Column-wise distributions are preserved
Pairwise correlations between columns are preserved
Deeper underlying trends in the data are preserved
ML models trained on the both datasets give the same results
Biases are detected and presented
Privacy is maintained in the synthesized dataset

Data quality metrics

Table 1. Evaluation metrics
To Test	Use:	Included in SDK:
Column-wise distributions are preserved	Earth-Moving distance and Kolmogorov-Smirnov distances within 5% or raw data	Yes - with histogram visualization. See Univariate Metrics.
Pairwise correlations between columns are preserved	Cramér’s V, Kendall-Tau, and McFadden’s pseudo-R2 (i.e. categorical logistic regression) within 5% of raw data	Yes - with comparison matrix visualization. See Interaction Metrics and Comparing Joint Distributions.
Deeper underlying trends in the data are preserved/ML models trained on the both datasets give the same results	ML models trained on raw and synthesized data performance to be within 5% of raw data in terms of accuracy, precision, ROC/AUC, lift, F1 score, confusion matrices, etc.	Yes - see Predictive Modelling Score
Biases are detected and presented	The above distances with proportions measured between the categories within columns, presented clearly so humans can detect the bias	Yes - included in FairLens which Synthesized released open source.

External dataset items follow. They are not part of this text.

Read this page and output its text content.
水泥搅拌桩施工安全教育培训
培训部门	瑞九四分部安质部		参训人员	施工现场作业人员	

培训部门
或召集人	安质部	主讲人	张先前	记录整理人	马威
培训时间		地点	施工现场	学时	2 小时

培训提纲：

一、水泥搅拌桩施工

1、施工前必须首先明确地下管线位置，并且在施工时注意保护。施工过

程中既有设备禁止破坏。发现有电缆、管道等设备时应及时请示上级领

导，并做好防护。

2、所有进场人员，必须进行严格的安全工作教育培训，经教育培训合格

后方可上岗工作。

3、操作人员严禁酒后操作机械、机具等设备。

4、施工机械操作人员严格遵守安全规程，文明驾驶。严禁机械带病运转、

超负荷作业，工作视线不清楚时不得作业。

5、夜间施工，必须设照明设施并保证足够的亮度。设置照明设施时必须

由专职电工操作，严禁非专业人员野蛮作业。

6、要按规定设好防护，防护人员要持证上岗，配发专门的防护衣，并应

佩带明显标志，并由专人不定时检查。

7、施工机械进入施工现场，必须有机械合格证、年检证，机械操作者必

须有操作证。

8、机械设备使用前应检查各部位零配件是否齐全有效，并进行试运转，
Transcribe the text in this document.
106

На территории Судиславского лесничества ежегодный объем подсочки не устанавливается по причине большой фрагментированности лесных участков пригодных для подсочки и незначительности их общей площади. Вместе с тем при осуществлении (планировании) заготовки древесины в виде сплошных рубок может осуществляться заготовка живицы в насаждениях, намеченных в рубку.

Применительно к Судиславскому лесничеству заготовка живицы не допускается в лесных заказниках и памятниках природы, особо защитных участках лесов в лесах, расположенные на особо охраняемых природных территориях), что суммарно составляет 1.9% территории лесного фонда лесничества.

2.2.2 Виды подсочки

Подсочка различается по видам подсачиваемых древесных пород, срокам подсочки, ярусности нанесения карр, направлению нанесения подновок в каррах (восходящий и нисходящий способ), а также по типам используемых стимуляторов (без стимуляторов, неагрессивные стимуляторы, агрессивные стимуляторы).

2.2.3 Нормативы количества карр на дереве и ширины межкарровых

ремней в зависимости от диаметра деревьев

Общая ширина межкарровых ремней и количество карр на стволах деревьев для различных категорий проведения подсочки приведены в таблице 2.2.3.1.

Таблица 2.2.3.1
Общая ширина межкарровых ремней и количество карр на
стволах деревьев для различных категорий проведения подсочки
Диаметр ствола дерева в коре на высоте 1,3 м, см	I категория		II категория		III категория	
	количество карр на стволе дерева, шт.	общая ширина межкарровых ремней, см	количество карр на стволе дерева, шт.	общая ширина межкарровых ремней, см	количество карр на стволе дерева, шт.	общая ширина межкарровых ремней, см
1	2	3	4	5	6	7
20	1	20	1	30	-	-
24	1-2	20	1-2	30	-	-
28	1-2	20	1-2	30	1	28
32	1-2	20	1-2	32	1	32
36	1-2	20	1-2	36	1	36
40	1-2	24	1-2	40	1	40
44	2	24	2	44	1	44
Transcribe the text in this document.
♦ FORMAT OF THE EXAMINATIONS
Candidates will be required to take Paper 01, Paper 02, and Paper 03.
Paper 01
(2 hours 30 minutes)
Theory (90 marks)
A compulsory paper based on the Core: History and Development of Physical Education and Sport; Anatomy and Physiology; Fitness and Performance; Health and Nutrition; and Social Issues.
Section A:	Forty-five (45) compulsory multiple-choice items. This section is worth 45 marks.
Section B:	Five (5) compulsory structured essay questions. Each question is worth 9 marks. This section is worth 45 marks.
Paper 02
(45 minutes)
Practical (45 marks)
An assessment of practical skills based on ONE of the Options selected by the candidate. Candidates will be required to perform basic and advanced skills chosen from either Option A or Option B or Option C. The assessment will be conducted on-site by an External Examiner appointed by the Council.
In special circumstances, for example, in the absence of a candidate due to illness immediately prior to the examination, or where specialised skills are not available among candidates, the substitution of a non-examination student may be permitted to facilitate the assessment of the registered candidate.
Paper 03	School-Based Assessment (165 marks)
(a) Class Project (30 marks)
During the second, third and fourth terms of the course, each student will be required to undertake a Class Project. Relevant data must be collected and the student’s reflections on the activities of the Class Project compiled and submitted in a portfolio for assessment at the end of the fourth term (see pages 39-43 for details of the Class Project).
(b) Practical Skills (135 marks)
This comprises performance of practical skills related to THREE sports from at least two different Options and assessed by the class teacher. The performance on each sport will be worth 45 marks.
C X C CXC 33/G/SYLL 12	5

Privacy is maintained in the synthesized dataset	t-closeness vs k-distance comparison with accepted privacy-utility threshold (e.g. no data with t-closeness > 0.3 and k-distance < 0.05). Run attribute inference attacks on generated data.	Yes - with visualization including highlighted linkage attack area, and pre-built attribute inference attack function. See Attribute Inference ML.